Darbe Günlükleri'ni yayınlayan Nokta Dergisi, askerî savcılıktan gördüğünün çok ötesinde bazı medya mensuplarından baskı gördü. Günlüklerin sahte olduğuna dair neler yazıldı neler... Sonuç alındı mı? Hayır! Alper Görmüş beraat etti. Görmüş, Genelkurmay'a dilekçe vererek Darbe Günlükleri'nin soruşturulmasını istedi. Genelkurmay "Bilgi ve belgenin bulunamadığını" söyledi; ancak mahkeme, günlüklerin Özden Örnek Paşa'ya ait olduğunu ispatladı. Daha ilk günden "günlükler sahte" diyenler utandı mı?

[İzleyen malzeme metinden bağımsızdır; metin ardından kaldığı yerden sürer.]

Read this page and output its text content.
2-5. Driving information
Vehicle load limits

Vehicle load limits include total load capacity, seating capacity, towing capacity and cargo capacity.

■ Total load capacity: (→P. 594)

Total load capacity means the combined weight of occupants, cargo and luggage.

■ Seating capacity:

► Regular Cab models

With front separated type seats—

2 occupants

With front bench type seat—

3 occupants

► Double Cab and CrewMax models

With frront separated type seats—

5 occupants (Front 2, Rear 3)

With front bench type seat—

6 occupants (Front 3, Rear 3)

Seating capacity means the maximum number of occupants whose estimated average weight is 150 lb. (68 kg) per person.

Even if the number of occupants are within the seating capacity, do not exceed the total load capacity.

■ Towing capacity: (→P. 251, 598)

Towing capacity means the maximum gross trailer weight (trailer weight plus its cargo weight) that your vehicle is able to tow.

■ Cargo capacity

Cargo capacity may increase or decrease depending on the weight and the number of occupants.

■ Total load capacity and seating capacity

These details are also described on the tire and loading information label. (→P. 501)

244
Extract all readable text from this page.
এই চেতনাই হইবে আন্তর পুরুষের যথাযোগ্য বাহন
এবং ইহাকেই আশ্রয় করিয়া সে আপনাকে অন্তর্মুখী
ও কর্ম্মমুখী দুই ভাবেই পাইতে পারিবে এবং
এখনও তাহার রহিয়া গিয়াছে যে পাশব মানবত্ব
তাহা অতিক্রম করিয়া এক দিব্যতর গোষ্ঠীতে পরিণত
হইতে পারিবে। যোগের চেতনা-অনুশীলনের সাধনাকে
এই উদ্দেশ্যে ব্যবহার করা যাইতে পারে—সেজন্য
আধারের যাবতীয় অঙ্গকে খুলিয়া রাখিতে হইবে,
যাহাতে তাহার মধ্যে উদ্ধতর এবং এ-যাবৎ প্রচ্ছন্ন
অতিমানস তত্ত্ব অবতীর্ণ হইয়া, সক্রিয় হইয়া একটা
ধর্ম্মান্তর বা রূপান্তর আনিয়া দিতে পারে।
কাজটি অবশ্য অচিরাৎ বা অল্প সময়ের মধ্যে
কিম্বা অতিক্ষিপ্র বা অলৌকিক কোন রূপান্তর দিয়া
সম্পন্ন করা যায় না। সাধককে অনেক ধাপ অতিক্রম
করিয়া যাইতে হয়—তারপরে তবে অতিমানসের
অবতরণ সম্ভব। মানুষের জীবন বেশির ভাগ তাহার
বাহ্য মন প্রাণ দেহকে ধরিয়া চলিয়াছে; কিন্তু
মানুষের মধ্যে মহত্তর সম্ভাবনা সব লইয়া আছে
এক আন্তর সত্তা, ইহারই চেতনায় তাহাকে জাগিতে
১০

Nokta Dergisi bazı cuntacı askerlerin darbeye güdümlü bir sivil toplum oluşturma gayreti içine girdiğini; bu konuda eylem planı yaptığını yazdı. Genelkurmay Askerî Savcılığı Nokta'ya baskın yaptırdı; Nokta'nın bilgisayarlarına el konuldu. Dergi, gördüğü baskılar sonucunda kapanmak zorunda kaldı. Ancak Ergenekon Davası sırasında çıkan belgeler Nokta'nın haklılığını ispat etti. Nokta'nın bahsettiği plan gerçekten vardı ve suç işlenmişti...

Daha örnek vermeye gerek var mı? Türk medyası kendi sabıkasını unutarak utanç verici eylem planına peşinen sahte diyebilmek için çırpınıyor. Belge doğru çıksa bile bunun sorumlusu TSK'nın bizzat kendisi değildir; TSK içine yerleşmiş darbeci, cuntacı bir ekiptir. Ergenekon davasında yargılananlar da onlardır. "TSK içinde demokrasiye inanmayanların barındırılmaması" ordumuzu yıpratmaz; tam tersine güçlendirir. Bunun aksini düşünen ve laf cambazlığı yapanlar belki bir "bravo" alıyor; ama yanlış yapıyor. TSK gibi 2 bin yıllık bir kurumun imajını bozuyor.